Estava com 37 semanas e meia quando fui na consulta de pré natal e minha médica pediu uma ultra. Desci e fui fazer, pois ela queria pro mesmo dia. 

Quando subi com o exame, o médico já tinha ligado pra ela pedindo pra fazer o meu parto o quanto antes pq a cabecinha dele não parava de crescer. Ela marcou meu parto pro dia seguinte!
Fiquei nervosa, mas confiante de que seria o melhor a fazer.
Quando meu filho nasceu, fiquei louca pra vê-lo! Me controlei ao máximo pra não chorar, pois não queria perder a oportunidade de vê-lo bem! Não queria perder um detalhe daquele corpinho, daquele rostinho, dos cabelinhos... Ele ficou tão pouquinho comigo. Só deu tempo de dar 3 beijinhos no meu lindinho... Ele tinha que ir pra UTI pra receber os cuidados necessários. 

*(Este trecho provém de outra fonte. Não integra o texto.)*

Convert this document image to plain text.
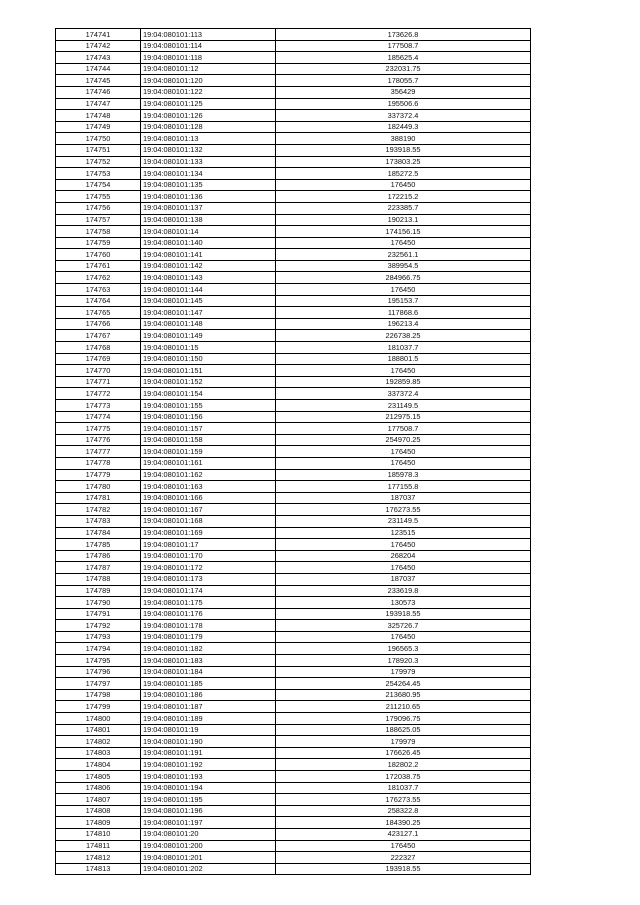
174741	19:04:080101:113	173626.8
174742	19:04:080101:114	177508.7
174743	19:04:080101:118	185625.4
174744	19:04:080101:12	232031.75
174745	19:04:080101:120	178055.7
174746	19:04:080101:122	356429
174747	19:04:080101:125	195506.6
174748	19:04:080101:126	337372.4
174749	19:04:080101:128	182449.3
174750	19:04:080101:13	388190
174751	19:04:080101:132	193918.55
174752	19:04:080101:133	173803.25
174753	19:04:080101:134	185272.5
174754	19:04:080101:135	176450
174755	19:04:080101:136	172215.2
174756	19:04:080101:137	223385.7
174757	19:04:080101:138	190213.1
174758	19:04:080101:14	174156.15
174759	19:04:080101:140	176450
174760	19:04:080101:141	232561.1
174761	19:04:080101:142	389954.5
174762	19:04:080101:143	284966.75
174763	19:04:080101:144	176450
174764	19:04:080101:145	195153.7
174765	19:04:080101:147	117868.6
174766	19:04:080101:148	196213.4
174767	19:04:080101:149	226738.25
174768	19:04:080101:15	181037.7
174769	19:04:080101:150	188801.5
174770	19:04:080101:151	176450
174771	19:04:080101:152	192859.85
174772	19:04:080101:154	337372.4
174773	19:04:080101:155	231149.5
174774	19:04:080101:156	212975.15
174775	19:04:080101:157	177508.7
174776	19:04:080101:158	254970.25
174777	19:04:080101:159	176450
174778	19:04:080101:161	176450
174779	19:04:080101:162	185978.3
174780	19:04:080101:163	177155.8
174781	19:04:080101:166	187037
174782	19:04:080101:167	176273.55
174783	19:04:080101:168	231149.5
174784	19:04:080101:169	123515
174785	19:04:080101:17	176450
174786	19:04:080101:170	268204
174787	19:04:080101:172	176450
174788	19:04:080101:173	187037
174789	19:04:080101:174	233619.8
174790	19:04:080101:175	130573
174791	19:04:080101:176	193918.55
174792	19:04:080101:178	325726.7
174793	19:04:080101:179	176450
174794	19:04:080101:182	196565.3
174795	19:04:080101:183	178920.3
174796	19:04:080101:184	179979
174797	19:04:080101:185	254264.45
174798	19:04:080101:186	213680.95
174799	19:04:080101:187	211210.65
174800	19:04:080101:189	179096.75
174801	19:04:080101:19	188625.05
174802	19:04:080101:190	179979
174803	19:04:080101:191	176626.45
174804	19:04:080101:192	182802.2
174805	19:04:080101:193	172038.75
174806	19:04:080101:194	181037.7
174807	19:04:080101:195	176273.55
174808	19:04:080101:196	258322.8
174809	19:04:080101:197	184390.25
174810	19:04:080101:20	423127.1
174811	19:04:080101:200	176450
174812	19:04:080101:201	222327
174813	19:04:080101:202	193918.55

Depois de 3 dias, eu tive alta. Foi o maior drama da minha vida chegar em casa sem o meu Dudinho. Eu ia visitá-lo todos os dias e ficava algumas horas com ele. Mesmo operada e tendo q deixar meu Felipinho na casa de amigas, o meu maior desejo era estar com meu pequeno bebê.
Ele nasceu com 38 cm de PC. A cada dia a cabecinha dele aumentava e a neurocirurgiã, dra. Maria Anna Brandão decidiu por colocar a válvula e pediu uma válvula programável ao plano de saúde. Ele foi operado aos 19 dias de nascido. Foi um sofrimento muito grande pra mim. Foram 27 dias de UTI.
Quando ele teve alta, começou a luta pelo tratamento dele. Levamos pra fazer uma ultrassom transfontanela. O médico que fez o exame nos disse q meu filho tinha uma hidrocefalia imensa, que só andaria com muita fisioterapia, só falaria com muita fono... me aconselhou até a deixar de trabalhar, pois eu teria que ser uma mãe muito especial por pelo menos uns 10 anos da vida dele... Fiquei arrasada!!! 

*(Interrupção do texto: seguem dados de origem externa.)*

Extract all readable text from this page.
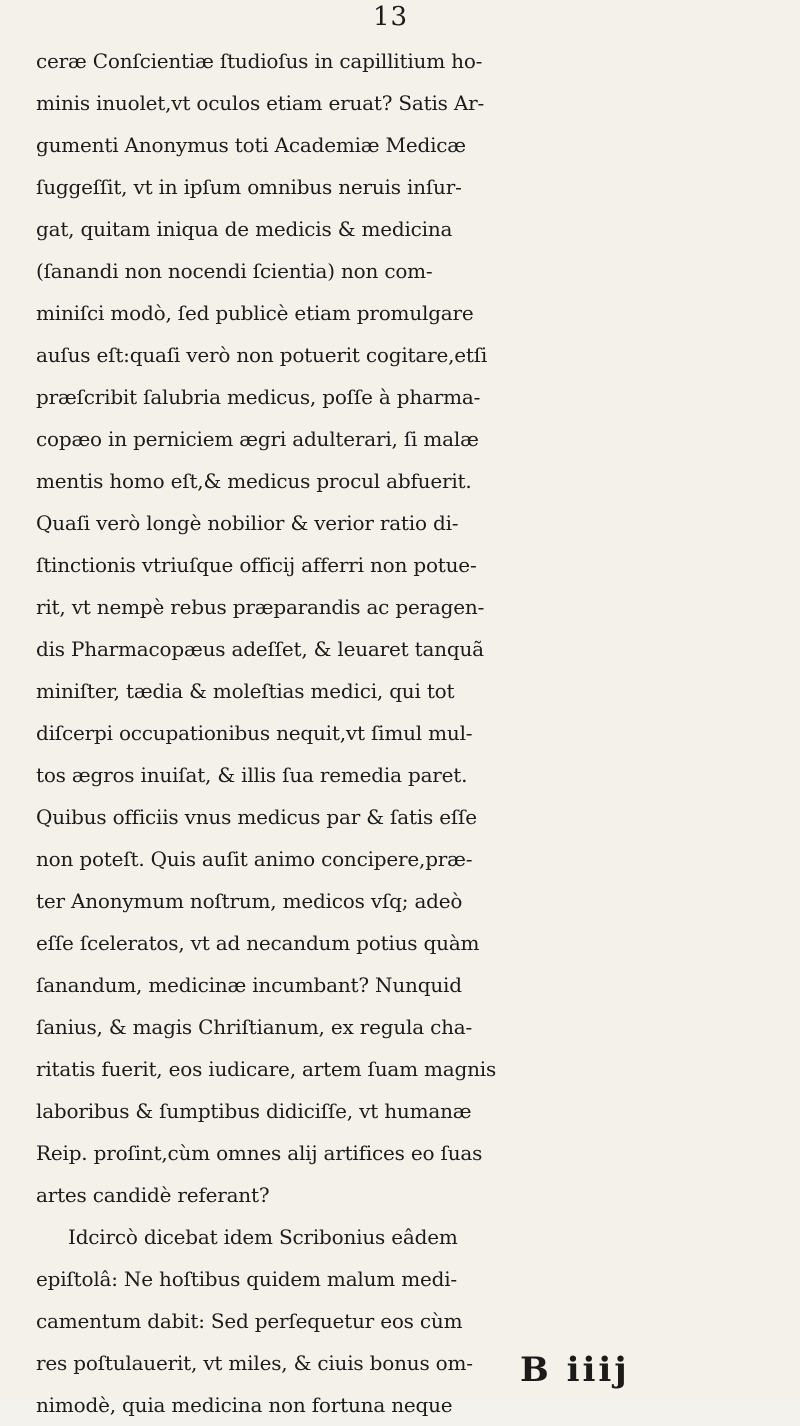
13
ceræ Conſcientiæ ſtudioſus in capillitium ho-
minis inuolet,vt oculos etiam eruat? Satis Ar-
gumenti Anonymus toti Academiæ Medicæ
ſuggeſſit, vt in ipſum omnibus neruis inſur-
gat, quitam iniqua de medicis & medicina
(ſanandi non nocendi ſcientia) non com-
miniſci modò, ſed publicè etiam promulgare
auſus eſt:quaſi verò non potuerit cogitare,etſi
præſcribit ſalubria medicus, poſſe à pharma-
copæo in perniciem ægri adulterari, ſi malæ
mentis homo eſt,& medicus procul abfuerit.
Quaſi verò longè nobilior & verior ratio di-
ſtinctionis vtriuſque officij afferri non potue-
rit, vt nempè rebus præparandis ac peragen-
dis Pharmacopæus adeſſet, & leuaret tanquã
miniſter, tædia & moleſtias medici, qui tot
diſcerpi occupationibus nequit,vt ſimul mul-
tos ægros inuiſat, & illis ſua remedia paret.
Quibus officiis vnus medicus par & ſatis eſſe
non poteſt. Quis auſit animo concipere,præ-
ter Anonymum noſtrum, medicos vſq; adeò
eſſe ſceleratos, vt ad necandum potius quàm
ſanandum, medicinæ incumbant? Nunquid
ſanius, & magis Chriſtianum, ex regula cha-
ritatis fuerit, eos iudicare, artem ſuam magnis
laboribus & ſumptibus didiciſſe, vt humanæ
Reip. proſint,cùm omnes alij artifices eo ſuas
artes candidè referant?
Idcircò dicebat idem Scribonius eâdem
epiſtolâ: Ne hoſtibus quidem malum medi-
camentum dabit: Sed perſequetur eos cùm
res poſtulauerit, vt miles, & ciuis bonus om-
nimodè, quia medicina non fortuna neque
B iiij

Sai dali chorando muito, pensando o que seria do meu filho. Dias depois, a Dra. Maria Anna me acalmou e disse que não era bem assim, que só o tempo iria me dizer como o Dudinho ia ficar e q ele prescisava de muitos estímulos, mas que não precisava me desesperar. A partir dai, fomos vivendo todo o tipo de dificuldades que só nós mães de crianças especiais sabemos: muitas consultas a neuros, pediatras, fono, fisioterapia... 
O Eduardo precisou fazer uma troca de válvula depois do 1º aninho de vida (18/10/2008) porque estava entupida, depois, umas internações dramáticas, como a que o médico achou que ele estava com meningite, mas graças a Deus não era!!! 
Operou hidrocele também (28/03/2009) e fez uma terceiroventriculostomia em 18/05/2010.
Hoje, ele está bem: aprendeu a andar com 1 ano e 6 meses (depois de muito estímulo e fisioterapia) fala algumas coisas, tipo papai, mamãe, mas não se comunica, não pede, não conversa... 
Tem atraso psicomotor, é irritadiço, pirracento... mas é o amor da minha vida!!!!

Eu faço tudo o q posso pra ele ter o melhor desenvolvimento possivel. Já passamos por cada situação que se eu fosse falar aqui, não teria espaço. Mas eu aprendi muito com o Dudinho. Principalmente a amar... muito... nas mais dificeis situações!!! As vezes bate um desespero, um desânimo... Mas basta olhar pra ele e ver o quanto ele já superou... pq vou desistir???? Ele ainda tem muito o que superar... e eu, muito o que aprender!